Life expectancy and cancer survival in Oncosalud: outcomes over a 15-year period in a Peruvian private institution

16 Dec 2021
Christian Colonio, Luciana Lecman, Joseph A Pinto, Carlos Vallejos, Luis Pinillos

Background: There is a large gap in the data on cancer outcomes in Latin America, making it difficult to establish adequate cancer control policies in the region. The aim of our study was to describe the survival, life expectancy estimates and life expectancy changes over time for a large cohort of Peruvian patients insured with Oncosalud, a private healthcare system.

Patients and methods: We evaluated a retrospective cohort of patients diagnosed between 2000 and 2015 in Oncosalud (Lima-Peru). Cases included colon, rectum, stomach, bladder, breast, prostate and non-melanoma skin cancers. Survival was evaluated with the Kaplan–Meier methodology. The standard period life table was used to estimate the excess mortality risks of patients in our cohort compared to the population covered by the Peruvian Superintendence of Banks, Insurance Companies and Pension Funds (SBS). The years of life lost was estimated based on SBS population, matching patients by age and sex.

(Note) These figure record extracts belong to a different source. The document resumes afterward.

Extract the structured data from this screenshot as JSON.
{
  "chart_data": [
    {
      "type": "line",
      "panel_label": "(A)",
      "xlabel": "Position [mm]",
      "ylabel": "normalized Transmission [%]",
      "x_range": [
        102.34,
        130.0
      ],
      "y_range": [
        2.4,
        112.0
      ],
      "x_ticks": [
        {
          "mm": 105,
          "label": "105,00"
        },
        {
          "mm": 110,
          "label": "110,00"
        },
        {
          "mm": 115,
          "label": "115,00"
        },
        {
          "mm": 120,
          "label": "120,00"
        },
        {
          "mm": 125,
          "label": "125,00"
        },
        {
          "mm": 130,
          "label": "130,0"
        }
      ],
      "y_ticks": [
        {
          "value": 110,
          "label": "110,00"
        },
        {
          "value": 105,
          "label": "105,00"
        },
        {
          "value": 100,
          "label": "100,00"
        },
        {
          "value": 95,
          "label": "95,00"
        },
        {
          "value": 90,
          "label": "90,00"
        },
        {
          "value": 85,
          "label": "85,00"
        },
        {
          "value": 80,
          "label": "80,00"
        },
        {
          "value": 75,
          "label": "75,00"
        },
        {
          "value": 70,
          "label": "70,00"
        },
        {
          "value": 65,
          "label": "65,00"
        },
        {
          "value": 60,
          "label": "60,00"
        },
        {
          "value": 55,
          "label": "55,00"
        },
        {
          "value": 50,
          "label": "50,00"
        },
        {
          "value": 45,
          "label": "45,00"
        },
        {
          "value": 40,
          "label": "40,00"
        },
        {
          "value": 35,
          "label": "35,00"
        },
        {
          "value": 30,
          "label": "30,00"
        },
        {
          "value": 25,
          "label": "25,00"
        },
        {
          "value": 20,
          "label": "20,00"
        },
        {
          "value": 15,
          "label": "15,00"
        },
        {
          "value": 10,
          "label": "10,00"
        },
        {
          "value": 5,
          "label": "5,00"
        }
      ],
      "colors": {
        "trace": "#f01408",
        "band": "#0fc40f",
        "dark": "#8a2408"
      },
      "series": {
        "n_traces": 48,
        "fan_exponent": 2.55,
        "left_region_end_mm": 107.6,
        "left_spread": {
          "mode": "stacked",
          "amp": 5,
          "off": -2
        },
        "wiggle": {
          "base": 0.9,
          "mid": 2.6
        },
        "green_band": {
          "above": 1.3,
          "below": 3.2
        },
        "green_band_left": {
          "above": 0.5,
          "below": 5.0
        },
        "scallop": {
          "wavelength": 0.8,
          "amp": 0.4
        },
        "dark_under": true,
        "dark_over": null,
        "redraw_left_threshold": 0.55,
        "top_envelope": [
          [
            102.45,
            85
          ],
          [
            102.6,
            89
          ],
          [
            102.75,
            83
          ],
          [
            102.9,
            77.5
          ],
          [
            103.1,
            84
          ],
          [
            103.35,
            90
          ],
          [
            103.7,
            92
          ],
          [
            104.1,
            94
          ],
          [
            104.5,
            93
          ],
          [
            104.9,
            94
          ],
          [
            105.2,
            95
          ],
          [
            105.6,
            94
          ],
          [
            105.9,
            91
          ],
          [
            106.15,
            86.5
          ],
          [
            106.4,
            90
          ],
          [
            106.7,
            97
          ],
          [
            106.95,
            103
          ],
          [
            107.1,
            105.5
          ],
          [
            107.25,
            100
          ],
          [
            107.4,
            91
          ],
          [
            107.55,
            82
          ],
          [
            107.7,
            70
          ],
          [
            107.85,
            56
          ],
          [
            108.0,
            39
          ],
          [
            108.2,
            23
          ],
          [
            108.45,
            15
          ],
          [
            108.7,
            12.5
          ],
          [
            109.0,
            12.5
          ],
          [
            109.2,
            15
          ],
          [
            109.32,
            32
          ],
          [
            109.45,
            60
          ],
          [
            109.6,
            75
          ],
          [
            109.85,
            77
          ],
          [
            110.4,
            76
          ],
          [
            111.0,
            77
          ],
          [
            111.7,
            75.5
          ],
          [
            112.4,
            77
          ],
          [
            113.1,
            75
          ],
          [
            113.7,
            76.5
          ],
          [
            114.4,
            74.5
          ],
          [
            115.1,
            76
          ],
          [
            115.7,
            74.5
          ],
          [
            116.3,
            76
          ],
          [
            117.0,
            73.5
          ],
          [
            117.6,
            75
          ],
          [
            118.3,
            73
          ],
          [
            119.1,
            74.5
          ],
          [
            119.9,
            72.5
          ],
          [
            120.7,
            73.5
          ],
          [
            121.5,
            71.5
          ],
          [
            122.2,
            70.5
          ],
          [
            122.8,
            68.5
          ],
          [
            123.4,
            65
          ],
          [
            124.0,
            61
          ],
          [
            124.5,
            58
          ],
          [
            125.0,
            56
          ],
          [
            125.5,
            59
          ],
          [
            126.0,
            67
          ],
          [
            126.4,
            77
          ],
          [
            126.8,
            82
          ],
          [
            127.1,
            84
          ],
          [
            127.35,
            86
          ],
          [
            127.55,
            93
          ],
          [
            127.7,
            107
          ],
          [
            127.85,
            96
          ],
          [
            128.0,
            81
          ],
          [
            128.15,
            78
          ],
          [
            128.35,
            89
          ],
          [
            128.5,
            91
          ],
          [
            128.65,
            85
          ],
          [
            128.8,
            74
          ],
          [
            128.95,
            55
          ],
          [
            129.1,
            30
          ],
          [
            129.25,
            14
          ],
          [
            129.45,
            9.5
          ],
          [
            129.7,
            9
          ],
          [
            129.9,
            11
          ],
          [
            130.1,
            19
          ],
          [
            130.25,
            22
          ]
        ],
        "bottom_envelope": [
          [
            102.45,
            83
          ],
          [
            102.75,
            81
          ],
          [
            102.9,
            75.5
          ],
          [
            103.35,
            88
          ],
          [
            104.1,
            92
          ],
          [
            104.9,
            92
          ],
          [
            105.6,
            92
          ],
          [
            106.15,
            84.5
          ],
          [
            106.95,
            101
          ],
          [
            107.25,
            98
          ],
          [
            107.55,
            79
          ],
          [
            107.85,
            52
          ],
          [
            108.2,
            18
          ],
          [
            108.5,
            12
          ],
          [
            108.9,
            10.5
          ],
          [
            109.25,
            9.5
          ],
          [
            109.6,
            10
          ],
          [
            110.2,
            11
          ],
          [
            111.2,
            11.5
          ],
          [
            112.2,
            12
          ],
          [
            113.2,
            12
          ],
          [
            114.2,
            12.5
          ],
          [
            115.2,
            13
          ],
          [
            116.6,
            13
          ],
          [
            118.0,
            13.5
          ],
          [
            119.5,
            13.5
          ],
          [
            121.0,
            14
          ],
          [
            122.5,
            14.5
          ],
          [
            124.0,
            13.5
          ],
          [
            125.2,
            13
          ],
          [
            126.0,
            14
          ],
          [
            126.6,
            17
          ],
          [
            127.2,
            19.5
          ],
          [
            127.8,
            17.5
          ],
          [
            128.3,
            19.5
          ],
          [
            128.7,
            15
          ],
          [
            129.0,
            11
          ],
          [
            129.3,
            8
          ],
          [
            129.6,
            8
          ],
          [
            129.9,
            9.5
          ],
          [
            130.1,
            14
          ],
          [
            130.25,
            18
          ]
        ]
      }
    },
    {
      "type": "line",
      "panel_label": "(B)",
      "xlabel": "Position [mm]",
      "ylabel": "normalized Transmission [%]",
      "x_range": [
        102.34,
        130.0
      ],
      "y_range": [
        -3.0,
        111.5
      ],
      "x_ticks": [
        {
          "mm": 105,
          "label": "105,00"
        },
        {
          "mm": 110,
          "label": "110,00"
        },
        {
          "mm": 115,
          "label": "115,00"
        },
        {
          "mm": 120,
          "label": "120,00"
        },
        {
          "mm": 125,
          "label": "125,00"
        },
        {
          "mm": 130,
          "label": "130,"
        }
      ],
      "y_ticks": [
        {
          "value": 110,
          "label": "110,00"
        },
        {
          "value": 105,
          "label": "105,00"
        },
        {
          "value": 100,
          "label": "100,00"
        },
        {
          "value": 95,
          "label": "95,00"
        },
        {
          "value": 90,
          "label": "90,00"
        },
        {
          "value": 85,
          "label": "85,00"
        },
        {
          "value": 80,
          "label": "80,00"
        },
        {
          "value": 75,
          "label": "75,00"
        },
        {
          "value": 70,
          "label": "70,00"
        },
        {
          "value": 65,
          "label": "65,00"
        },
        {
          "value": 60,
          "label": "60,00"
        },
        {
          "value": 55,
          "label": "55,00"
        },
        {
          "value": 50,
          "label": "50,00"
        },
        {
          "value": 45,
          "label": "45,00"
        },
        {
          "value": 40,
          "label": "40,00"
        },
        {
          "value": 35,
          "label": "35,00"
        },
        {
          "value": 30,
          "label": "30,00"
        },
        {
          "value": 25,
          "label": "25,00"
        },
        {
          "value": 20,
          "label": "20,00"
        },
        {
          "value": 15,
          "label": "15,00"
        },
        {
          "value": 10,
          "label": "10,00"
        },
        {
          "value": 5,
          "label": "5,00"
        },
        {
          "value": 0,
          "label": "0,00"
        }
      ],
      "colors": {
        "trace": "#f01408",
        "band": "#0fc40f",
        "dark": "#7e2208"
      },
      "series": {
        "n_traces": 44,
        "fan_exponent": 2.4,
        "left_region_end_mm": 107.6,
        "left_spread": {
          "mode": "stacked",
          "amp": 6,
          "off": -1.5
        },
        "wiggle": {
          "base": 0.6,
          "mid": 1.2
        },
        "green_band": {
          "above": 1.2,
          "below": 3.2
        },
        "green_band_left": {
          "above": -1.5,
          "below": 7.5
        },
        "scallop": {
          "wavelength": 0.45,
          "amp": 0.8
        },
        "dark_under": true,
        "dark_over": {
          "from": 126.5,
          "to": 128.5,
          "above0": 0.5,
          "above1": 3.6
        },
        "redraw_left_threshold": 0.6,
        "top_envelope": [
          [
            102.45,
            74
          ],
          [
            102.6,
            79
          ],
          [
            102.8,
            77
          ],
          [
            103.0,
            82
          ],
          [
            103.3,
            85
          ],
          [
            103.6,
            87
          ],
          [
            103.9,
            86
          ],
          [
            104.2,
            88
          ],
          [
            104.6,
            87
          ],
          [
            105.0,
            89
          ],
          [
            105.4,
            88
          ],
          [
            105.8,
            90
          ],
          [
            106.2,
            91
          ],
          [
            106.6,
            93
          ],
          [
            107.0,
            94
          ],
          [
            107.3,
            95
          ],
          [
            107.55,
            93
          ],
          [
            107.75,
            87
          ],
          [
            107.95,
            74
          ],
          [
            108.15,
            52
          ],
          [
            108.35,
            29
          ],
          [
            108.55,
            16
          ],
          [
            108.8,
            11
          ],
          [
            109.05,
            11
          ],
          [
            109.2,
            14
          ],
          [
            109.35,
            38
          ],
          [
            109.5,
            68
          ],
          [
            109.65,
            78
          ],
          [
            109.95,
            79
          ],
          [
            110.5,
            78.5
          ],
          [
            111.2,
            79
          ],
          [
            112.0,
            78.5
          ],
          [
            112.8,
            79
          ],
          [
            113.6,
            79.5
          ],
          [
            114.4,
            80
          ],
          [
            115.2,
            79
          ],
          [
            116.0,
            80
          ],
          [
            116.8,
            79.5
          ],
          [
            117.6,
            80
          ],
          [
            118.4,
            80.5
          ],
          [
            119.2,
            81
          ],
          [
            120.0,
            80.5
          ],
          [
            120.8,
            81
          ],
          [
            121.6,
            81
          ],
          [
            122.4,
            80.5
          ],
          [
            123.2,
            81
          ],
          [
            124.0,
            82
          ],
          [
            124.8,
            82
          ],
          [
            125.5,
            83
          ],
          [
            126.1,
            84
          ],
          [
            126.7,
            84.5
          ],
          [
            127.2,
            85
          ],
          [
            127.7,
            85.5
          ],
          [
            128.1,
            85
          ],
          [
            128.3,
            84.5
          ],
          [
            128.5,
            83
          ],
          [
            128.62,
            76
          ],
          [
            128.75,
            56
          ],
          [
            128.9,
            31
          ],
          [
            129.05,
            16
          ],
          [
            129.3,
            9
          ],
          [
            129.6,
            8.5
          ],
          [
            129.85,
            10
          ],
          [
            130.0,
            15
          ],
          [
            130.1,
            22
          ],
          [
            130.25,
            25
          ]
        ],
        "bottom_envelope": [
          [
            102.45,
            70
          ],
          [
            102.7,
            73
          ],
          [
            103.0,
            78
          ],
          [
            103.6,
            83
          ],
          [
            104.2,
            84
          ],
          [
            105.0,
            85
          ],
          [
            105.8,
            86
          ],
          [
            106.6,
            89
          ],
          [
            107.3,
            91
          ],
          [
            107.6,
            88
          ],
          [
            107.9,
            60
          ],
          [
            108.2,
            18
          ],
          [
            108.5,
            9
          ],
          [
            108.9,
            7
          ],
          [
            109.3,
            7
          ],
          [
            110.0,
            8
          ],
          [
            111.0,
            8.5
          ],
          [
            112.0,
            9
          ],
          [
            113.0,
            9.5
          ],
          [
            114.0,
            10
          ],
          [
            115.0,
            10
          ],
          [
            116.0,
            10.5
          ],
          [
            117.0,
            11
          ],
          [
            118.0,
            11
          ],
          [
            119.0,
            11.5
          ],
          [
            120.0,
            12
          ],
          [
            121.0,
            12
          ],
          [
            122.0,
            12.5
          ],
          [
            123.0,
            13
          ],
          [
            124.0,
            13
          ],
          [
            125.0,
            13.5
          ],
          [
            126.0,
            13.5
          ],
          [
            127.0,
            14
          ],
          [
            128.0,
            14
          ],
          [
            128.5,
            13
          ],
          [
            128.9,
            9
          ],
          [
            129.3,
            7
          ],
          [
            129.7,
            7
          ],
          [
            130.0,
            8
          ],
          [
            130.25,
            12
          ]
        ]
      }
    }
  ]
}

Results: A large cohort of 7,687 Peruvian cancer patients managed in a 15-year period was eligible. If patients survive 5 years after a cancer diagnosis, life expectancy tends to be close to that of a population without cancer. The number of years of life lost at diagnosis was higher at the youngest ages, steadily decreasing thereafter. During the first years after cancer diagnosis, young patients face a much higher loss in life expectancy than older ones. Patients suffering from colon, rectum, stomach and bladder cancer are the most affected by the years of life lost.

Conclusion: In cancer patients surviving ≥ 5 years, life expectancy becomes similar to that observed in a population with similar socioeconomic characteristics. The estimated survival rate in our cohort is higher than that reported by public cancer registries in Peru. This could be explained by the different socio-economic background and access to specialised cancer care.